Paper planners are effective only if you utilize them properly and regularly. Below are a few ways to find yourself in the groove, if you’re not even an addict!
Perhaps you’ve made a New Year’s resolution to be more organized. Paper planners are an old-fashioned yet effective way to stay along with everything that has to be performed by giving a strong visual layout and space for jotting notes, to-do lists, and ideas. The only real problem is that no planner will allow you to get organized unless you use it. Establishing that routine is essential and well worth the effort. Below are a few tips on how to get going with a planner. (See our slideshow on 10 fabulous planners to keep you organized all year.)
1. Have a regular daily planning session.
Take 5 or 10 minutes every evening to go over your tasks for the next day. That refreshes in your head what needs to be achieved, making it less likely for you yourself to ignore appointments, etc.Organizational expert and blogger Jen from Pretty Neat Living makes an excellent point by describing it being an important brain dump:
“I used to own issues falling asleep until I started this nightly practice a couple of years ago. I no more experience racing thoughts scrambling through my mind of tomorrow’s to-dos since they’re all nicely laid out for me.”
2. Have a regular weekly planning session.
In the beginning of the week, such as for instance Sunday evening (or whatever is best suited for you), take a couple of minutes to review plans for the week ahead. This really is your opportunity to arrange for broader tasks that can’t be pegged to a certain day, i.e. meet up with a friend, send thank-you notes, finish that pile of ironing, weed the garden. You may also transfer any information that could have gone into your phone through the week.
3. Use the monthly section.
Every planner has a monthly spread. I prefer designs that stick it from the beginning of monthly, however some planners put all the month spreads at the beginning of the book. That is where you must make note of all the things that won’t change – birthdays, anniversaries, holidays, due dates for bills, etc.
4. Use a single planner for everything.
It’s easiest to keep all of it in one single place, so there isn’t to consult multiple planners or calendars. Try color-coding business and personal tasks for better separation, like a red pen for anything relating to work. This really is easiest completed with a paper planner.
5. Make your steps concrete.
Write in full sentences (with verbs!) to clarify what you need to do.
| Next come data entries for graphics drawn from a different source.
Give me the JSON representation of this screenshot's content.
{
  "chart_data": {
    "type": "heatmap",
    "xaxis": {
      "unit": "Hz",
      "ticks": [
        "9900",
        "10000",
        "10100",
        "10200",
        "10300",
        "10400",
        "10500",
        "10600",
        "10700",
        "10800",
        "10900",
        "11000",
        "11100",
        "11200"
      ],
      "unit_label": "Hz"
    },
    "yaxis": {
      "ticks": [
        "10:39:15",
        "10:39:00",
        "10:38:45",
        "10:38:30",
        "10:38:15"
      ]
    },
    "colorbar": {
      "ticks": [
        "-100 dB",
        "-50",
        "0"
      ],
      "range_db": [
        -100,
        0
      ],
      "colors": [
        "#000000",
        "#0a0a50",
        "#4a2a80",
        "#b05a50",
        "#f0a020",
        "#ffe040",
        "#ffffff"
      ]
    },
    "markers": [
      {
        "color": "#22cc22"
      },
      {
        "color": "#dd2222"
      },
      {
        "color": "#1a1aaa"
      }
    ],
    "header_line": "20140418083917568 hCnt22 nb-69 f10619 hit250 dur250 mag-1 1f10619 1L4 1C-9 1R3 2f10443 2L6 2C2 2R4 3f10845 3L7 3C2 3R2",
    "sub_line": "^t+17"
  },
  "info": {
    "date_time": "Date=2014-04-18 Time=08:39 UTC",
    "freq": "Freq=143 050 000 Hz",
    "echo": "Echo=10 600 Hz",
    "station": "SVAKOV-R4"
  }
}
Like, it’s much more likely you’ll tackle “Call Maria about recipe” quickly than if you merely write “Maria.”
6. Check your planner a lot.
Check it frequently and leave it somewhere obvious when you’re at home, a desk or table, ready for use. Don’t stuff it away on a display because it can get forgotten. Pop it into your bag whenever you leave your house, just like you take your wallet and phone.
7. Choose a small passport or regular sized planner.
The smaller and smaller sized your planner is, the more inclined you will be to make it around and use it. Realistically, you’ll need something that may easily fit in a handbag or backpack. Big, hefty desk planners are nice, but never as practical, if you keep track of everything on your own phone and transfer it later to your planner, but that’s an additional step. On a related note, select a planner that draws your eye – something colorful and decorative – because that will allow you to to remember it and make you want to use it.
8. Don’t stress about filling it up.
Sometimes the appearance of empty space makes people think they have to fill it up. Don’t go there because you’ll burn out and weary in your planner. Rather, allow your planner to be reflective of your daily life at a certain time. Some weeks will undoubtedly be jam-packed; others empty by comparison.
You’ll have to figure out your own personal style, whether you like to create down everything as sort of brain dump, or if you like to stick to only relevant scheduling stuff. Some individuals like designs with calendars on the left and lined/graph paper on the proper, allowing for note-taking. Alternatively, you will get a thin notebook that slips into the rear of the planner for writing down things that don’t squeeze into particular days.